Friday, November 16, 2012

When Your Significant Other Isn't On Board...

When a couple finds out they are having a child several things happen. One is that for the woman she begins thinking about how to preserve the pregnancy and keep herself and the baby as healthy as possible. She will try to see how she can limit the chances of miscarriage, she will improve her diet, maybe change her music choices, or how she speaks about herself and to others. She will see radical changes in her body and get to know the baby inside of her. From the moment she knows she is pregnant she will begin preparing for birth. She will start deciding where she feels safe, who she feels safe with, and what she will need during labor.

This will not be the same for all women, but while I was pregnant I looked at spaces completely differently. I felt better in tight well lit places with only one entrance and an easy escape route. I know crazy, but I put it to the idea that at one time we didn't live in nice little houses and that as a pregnant woman I could not move as quickly or effectively as I once could, so I had to be more careful of my environment. 

In a similar way you significant other will begin also preparing for the birth. They may help you (or try to be helpful) by doing everything for you, fretting over every move you make, being more defensive about you/your honor/who you hang out with/where you go/etc. And in their own way they will begin to prepare for you to give birth.

Now some of you may be lucky enough to agree on where, with whom and how you would like to birth. That was the case between me and my husband, and if you are in that situation then congratulations! 

However, many will find that they and their significant other disagree on one or maybe all three points. If that is the case for you then I encourage you to read this blog post at BWF. While it is specifically aimed towards natural/midwife births it will still give good advice for speaking with your significant other even if you are not wanting that kind of birth.

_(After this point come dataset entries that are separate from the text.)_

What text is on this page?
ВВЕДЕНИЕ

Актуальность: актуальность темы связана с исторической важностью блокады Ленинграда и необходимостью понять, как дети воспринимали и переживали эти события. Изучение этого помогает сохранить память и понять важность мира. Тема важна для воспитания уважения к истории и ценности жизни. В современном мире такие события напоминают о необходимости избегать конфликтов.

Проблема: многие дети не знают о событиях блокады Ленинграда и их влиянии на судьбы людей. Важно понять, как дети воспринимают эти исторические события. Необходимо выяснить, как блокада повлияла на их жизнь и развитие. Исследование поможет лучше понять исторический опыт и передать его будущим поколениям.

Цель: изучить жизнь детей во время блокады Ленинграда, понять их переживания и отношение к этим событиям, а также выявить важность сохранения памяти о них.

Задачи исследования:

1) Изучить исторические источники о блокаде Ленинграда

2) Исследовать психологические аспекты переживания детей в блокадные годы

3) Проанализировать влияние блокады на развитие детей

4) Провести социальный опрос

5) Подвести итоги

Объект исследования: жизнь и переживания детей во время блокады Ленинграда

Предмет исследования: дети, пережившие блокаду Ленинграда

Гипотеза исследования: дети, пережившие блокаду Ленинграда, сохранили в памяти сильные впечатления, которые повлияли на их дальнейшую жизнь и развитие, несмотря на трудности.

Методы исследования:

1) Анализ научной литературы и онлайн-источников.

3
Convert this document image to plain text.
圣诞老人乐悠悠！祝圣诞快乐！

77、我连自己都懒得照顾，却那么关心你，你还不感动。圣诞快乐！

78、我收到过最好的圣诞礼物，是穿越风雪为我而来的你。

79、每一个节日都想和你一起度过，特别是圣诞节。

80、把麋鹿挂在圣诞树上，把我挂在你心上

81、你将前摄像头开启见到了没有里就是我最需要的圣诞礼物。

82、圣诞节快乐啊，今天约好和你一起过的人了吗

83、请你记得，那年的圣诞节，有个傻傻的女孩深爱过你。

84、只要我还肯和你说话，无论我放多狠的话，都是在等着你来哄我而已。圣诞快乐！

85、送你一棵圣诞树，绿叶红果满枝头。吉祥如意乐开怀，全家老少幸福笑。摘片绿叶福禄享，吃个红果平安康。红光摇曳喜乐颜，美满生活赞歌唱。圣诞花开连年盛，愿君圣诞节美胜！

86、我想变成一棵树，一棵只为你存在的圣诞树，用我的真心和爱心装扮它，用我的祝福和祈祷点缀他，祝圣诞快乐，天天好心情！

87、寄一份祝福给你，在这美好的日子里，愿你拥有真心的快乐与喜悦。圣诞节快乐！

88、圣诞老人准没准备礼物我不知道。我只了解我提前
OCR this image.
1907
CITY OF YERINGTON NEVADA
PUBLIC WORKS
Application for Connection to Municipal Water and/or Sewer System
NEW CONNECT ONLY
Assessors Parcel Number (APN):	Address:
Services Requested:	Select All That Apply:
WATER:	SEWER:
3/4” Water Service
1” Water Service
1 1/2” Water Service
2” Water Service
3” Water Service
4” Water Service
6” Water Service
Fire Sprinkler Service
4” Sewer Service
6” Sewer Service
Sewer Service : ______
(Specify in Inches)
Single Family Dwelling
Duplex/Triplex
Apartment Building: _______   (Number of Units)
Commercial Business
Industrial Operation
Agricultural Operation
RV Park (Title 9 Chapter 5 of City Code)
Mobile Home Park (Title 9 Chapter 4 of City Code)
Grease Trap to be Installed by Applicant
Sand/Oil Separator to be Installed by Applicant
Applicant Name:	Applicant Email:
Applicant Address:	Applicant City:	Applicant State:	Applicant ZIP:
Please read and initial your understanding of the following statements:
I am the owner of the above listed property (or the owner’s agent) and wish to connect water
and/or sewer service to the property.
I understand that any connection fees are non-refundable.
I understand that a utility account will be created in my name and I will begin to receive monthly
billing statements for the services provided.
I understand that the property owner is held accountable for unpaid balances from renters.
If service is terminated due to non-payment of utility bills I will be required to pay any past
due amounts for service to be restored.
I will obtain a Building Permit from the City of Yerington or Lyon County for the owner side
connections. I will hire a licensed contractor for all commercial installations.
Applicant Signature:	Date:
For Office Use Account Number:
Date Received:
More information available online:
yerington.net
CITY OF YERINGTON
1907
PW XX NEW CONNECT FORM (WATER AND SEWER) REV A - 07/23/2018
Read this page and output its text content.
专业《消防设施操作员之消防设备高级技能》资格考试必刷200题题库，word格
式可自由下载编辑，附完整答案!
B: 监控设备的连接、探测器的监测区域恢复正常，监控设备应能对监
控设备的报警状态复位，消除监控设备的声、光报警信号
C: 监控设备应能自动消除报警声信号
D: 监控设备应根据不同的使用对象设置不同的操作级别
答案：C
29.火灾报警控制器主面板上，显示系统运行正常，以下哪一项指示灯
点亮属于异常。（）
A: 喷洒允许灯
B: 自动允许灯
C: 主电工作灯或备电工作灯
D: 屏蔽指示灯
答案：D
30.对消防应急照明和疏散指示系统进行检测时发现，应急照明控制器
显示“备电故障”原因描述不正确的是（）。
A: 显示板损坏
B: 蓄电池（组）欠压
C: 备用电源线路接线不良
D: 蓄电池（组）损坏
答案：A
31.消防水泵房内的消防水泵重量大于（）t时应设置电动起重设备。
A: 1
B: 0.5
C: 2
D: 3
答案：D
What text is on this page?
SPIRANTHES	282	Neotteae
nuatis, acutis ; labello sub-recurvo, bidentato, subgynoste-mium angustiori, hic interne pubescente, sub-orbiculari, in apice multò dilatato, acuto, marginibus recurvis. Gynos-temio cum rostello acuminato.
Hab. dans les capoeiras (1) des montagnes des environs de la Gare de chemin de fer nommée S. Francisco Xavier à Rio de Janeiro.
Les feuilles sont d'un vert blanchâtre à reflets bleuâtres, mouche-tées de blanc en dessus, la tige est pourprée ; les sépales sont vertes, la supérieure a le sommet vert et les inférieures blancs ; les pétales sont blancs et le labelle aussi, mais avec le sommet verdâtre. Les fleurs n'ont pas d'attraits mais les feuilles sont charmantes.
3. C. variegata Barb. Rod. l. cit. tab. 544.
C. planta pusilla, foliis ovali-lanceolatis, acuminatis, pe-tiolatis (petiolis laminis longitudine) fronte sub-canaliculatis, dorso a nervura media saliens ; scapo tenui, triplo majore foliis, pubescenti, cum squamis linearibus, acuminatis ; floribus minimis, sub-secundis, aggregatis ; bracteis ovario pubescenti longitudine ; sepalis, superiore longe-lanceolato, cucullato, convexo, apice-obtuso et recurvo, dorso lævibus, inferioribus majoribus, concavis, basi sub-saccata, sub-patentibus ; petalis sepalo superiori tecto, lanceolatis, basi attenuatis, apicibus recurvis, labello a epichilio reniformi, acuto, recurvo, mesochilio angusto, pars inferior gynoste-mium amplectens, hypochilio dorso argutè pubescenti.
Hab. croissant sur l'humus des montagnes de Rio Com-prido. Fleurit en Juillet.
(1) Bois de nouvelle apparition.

I have several pieces of advice though too (coming from a lady who has given birth):
1) A woman NEEDS to feel safe during labor. I don't just mean would like to feel safe, I mean NEEDS to feel safe. And where you and her feels safe may be completely different, but its ok, because she needs to feel safe, not you. You can support her anywhere, she however, can only give birth effectively if she feels safe (notice I said feels-where she feels safe may not seem rational, but that doesn't matter. Labor is NOT rational. It is pins and needles, excitement  emotion all running through your body with rushes and contractions and love and fear and hope and joy and energy all wrapped up into one- remember women tend to be more emotional creatures and birth is very primal)

2) You may feel safer in "X" location because of their training, or their safety equipment, or their lack of interventions, or their lack of scary equipment or whatever (depending on whether you are afraid of hospital or out-of-hospital births) but it is her body (and trust me she doesn't want anything bad to happen to that baby any more than you do- she has 40+ weeks invested remember) and she is the one that is going to have to either push that baby out of have major abdominal surgery (a c-section) to get the baby out. So give her, her body and mind some credit in picking out where they would like to birth.

3) Your significant other loves you and that is why they are being difficult whether you believe it right now or not. Try to be sensitive to that.

4) Hear her out. You may think she is crazy. You may  think she is wrong. You may think its her hormones. But no matter what hear her out. Go talk with the healthcare professional she wants to go with. Ask questions. Be open minded. Find out why she would prefer them over options x, y, or z.

5) Rebuild bridges if you have burned them. If you have already had this talk but it went horribly wrong try to start over from a friendly place, a place of mutual love and respect and wanting whats best for you and your baby.

6) Find out why the other is afraid or adamantly refusing the options you are considering. Are they basing all their knowledge on an old TV show? Or did a friend lose a baby because of reason x? Did their Dad tell them something that has freaked them out about child birth? Did they have a bad experience with doctors or hospitals? etc. 

7) Base your decision on what is best for YOU not what is "normal" or what is "popular" or fear of "what ifs" or fear of the other options. Its not black or white, right or wrong. Birthing in a hospital with OBs has its place just as birthing with a midwife at home does and just as birthing unassisted does. But birthing one way over another because you are scared is not a good idea. And forcing someone else (even your darling wife) to birth somewhere just because you are scared of other options is NOT a good idea.

8) If you are worried about your wife's body not being capable then stop. Stop right there. She knows you are thinking it and you are wrong. (And if your not thinking it then tell her! Tell her everyday you know she is strong and capable and able to give birth the way she wants!) Her body was MADE to do it (even if she has had 100 c-sections). Believe in her. Give her a chance. Give her support. How would you like it if you thought your body was broken? Or if you thought your spouse thought your body was broken?

Supporting her in her decisions will show her that you will support her no matter what. However, not supporting her will confirm every fear she has ever had about leaving her and thinking she isn't good enough. With all the options out there find what works for you and your family! Don't be short changed by fear or a lack of options or what others may think. Find people that will support you in the decisions you make!